Jusqu’en Cour supérieure pour avoir raison

« Harcelée et menacée » pendant neuf ans par la SAAQ, une accidentée de la route a finalement dû se rendre jusqu’en Cour supérieure pour faire respecter une décision « déraisonnable » du Tribunal administratif du Québec.

NICOLAS SAILLANT
PHOTO: PIERRE-PAUL POULIN

« J’ai de la misère à le croire. On dirait que je m’attends tout le temps à ce qu’ils reviennent contre moi », lance Manon Collard, qui est encore incapable de savourer sa victoire.

Alors qu’elle était âgée de 13 ans, la jeune Manon s’est fait happer par un chauffard lorsqu’elle descendait de l’autobus scolaire. Elle a depuis des « séquelles importantes » au genou, mais elle a tout de même pu avoir une vie active comme fileuse jusqu’à ce que tout « dégringole » en 2008.

Invalide

En raison de l’usure prématurée de son genou, les médecins ont procédé à une intervention chirurgicale pour installer une prothèse. « Ça n’a pas fonctionné, le genou ne pliait pas », raconte Manon, qui a subi deux autres interventions infructueuses ensuite.

Estimant qu’elle n’était plus capable de travailler comme fileuse, la SAAQ a toutefois jugé qu’elle était capable de travailler au service à la clientèle.

Malgré l’avis de trois experts, la SAAQ a ainsi réduit substantiellement ses prestations, forçant la femme à s’adresser au Tribunal administratif du Québec (TAQ) pour avoir son dû.
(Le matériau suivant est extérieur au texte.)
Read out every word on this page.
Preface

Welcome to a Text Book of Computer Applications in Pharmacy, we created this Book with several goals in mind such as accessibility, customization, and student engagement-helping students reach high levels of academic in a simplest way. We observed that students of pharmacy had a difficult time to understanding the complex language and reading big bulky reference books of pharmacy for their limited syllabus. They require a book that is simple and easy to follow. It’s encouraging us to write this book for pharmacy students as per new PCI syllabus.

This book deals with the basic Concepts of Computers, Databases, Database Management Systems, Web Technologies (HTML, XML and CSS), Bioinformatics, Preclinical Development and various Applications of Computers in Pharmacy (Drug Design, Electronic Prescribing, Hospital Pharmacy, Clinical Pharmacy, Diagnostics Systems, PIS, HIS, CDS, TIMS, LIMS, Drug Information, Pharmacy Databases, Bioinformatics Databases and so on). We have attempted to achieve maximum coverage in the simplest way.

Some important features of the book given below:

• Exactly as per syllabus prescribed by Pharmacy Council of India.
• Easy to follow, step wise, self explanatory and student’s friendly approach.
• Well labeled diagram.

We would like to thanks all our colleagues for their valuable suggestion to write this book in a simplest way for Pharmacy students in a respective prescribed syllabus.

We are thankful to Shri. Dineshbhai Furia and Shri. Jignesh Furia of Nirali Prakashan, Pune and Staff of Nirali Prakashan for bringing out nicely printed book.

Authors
En janvier 2016, Manon croyait donc en avoir fini lorsque le TAQ lui a donné raison puisqu’une telle « décision est finale et sans appel ». Or, dans une décision qui « étonne », deux autres juges du TAQ ont changé la décision.

PHOTO PIERRE-PAUL POULIN
Marc Bellemare, Avocat de Manon Collard

 

La calculatrice

« La Cour supérieure intervient dans le cas d’abus de pouvoir, d’une décision déraisonnable, lors de cas extrêmes et c’en est un », explique l’avocat Marc Bellemare, qui a pris le dossier en main. Et la décision de la Cour supérieure semble lui donner raison.

« Ils ont cherché à contourner la finalité », écrit la Cour supérieure, qui se dit étonnée de la décision du TAQ « qui ne tient pas la route ».

a SAAQ ne regarde pas le dossier, elle regarde la calculatrice. Une conclusion qui choque Me Bellemare. « Que la SAAQ fasse ça, on commence à être habitué, mais que le Tribunal administratif tombe dans ce jeu-là, c’est aberrant. »

De son côté, la femme de 51 ans avoue être aigrie et en « colère » malgré cette victoire.

Elle affirme avoir été « harcelée et menacée » par la SAAQ tout au long des débats judiciaires. « Ils me disaient “ne dépensez pas ce qu’on vous donne parce que si on gagne vous devrez tout nous rembourser” », affirme-t-elle.

Elle plaint donc les accidentés de la route qui, contrairement à elle, n’ont pas de blessure visible. « Ce n’est pas comme si ce n’était pas évident », lance Mme Collard en se déplaçant lentement.

LE FIL DES ÉVÉNEMENTS

1979 : À l’âge de 13 ans, Manon Collard se fait happer par un chauffard en sortant de l’autobus. Elle est touchée au genou droit.

2008 : L’usure prématurée de son genou gauche et un mal de dos chronique l’obligent à prendre plusieurs congés au travail. Elle se fait opérer une première fois pour remplacer son genou par une prothèse.

2012 : Une troisième opération infructueuse pour remplacer son genou est tentée.

18 juin 2015 : La SAAQ juge qu’elle « est apte à occuper, à temps plein, un emploi de préposée au service à la clientèle ».

21 janvier 2016 : Le Tribunal administratif du Québec (TAQ) infirme la décision de la SAAQ.

28 novembre 2016 : Le TAQ rend une deuxième décision pour annuler la première qu’il avait prise en janvier.

28 juin 2017 : La Cour supérieure déclare que la première décision du TAQ est exécutoire.